What you want to get to is something in the "F=ma" line.
you have "a" (the deceleration), you need to determine "F"
which I suspect should be derivable from the coefficient of rolling resistance.

#### Pmb

PHF Hall of Fame
Is it possible to determine the mass of an object (i.e Bicycle) given the (Coefficient rolling resistance), (Initial Velocity) and the (Deceleration). Given that you are able to change the (Coefficient Rolling Resistance) and from this determine a new (Deceleration). Wind resistance and internal frictions are neglected. If so how?
Possible? Yes. Easy? No.

#### j95

well yes, but the trouble is that you also need the mass to do that. To find the mass we would need to know either the momentum or the friction. But all we have is the "time to stop" which is dependent on both momentum and friction (I would think equally).

So how to relate the time or (deceleration) to a force/momentum relation.

For some reason I feel a linear approximation is necessary somewhere, because mass and the (tire size, tire pressure etc.) coefficients stay the same.

#### Woody

you indicate that you can change the coefficient of rolling resistance.
This should allow you to set up a simultaneous equations scenario
which will in turn allow you to solve a problem with more than one unknown.

The key to this is the precise definition of "coefficient of rolling resistance"
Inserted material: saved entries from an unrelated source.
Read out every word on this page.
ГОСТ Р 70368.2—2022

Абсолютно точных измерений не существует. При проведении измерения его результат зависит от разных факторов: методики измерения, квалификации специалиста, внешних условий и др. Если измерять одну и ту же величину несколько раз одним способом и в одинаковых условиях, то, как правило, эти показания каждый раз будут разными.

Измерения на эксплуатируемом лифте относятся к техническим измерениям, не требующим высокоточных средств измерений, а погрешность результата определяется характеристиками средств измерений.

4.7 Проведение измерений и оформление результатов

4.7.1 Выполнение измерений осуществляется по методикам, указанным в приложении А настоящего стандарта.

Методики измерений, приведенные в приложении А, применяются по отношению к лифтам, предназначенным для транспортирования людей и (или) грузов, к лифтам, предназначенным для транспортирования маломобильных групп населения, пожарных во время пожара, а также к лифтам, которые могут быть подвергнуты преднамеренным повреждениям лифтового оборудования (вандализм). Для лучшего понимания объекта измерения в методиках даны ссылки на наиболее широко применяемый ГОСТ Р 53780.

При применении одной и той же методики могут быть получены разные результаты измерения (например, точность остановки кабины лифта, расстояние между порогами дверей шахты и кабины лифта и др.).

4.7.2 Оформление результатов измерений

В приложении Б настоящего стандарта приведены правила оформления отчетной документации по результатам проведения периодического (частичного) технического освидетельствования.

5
without knowing exactly what that means, I can't advise further.

#### ChipB

PHF Helper
Rolling resistance is typically modelled as being equal to the coefficient of the rolling resistance (which is a constant) times the normal force. So mass cancels out:

$$\displaystyle F = ma = -m \mu g$$

So $$\displaystyle a = -\mu g$$

As for changing the value of mu: I suppose you could deflate the tires to increase mu, but all that will do is shorten the time to decelerate to zero - it still doesn't help with determining the value for m.

#### j95

you indicate that you can change the coefficient of rolling resistance.
This should allow you to set up a simultaneous equations scenario
which will in turn allow you to solve a problem with more than one unknown.

The key to this is the precise definition of "coefficient of rolling resistance"

without knowing exactly what that means, I can't advise further.
Coefficient rolling "friction" (u) i suppose, would be the unit-less number in this case. Which I am able to find out, and change by moving to gravel or another higher coefficient.

The work done during the coasting would be is W=(m)(g)(u)(d)
Then the Impulse Momentum (change in momentum) would be Jn = (Fnet)(t) = m(Vi-Vf)

and obviously W = Fnet(d)
The work and Impulse would have to equal out in some way because they're the only two forces acting on the horizontal.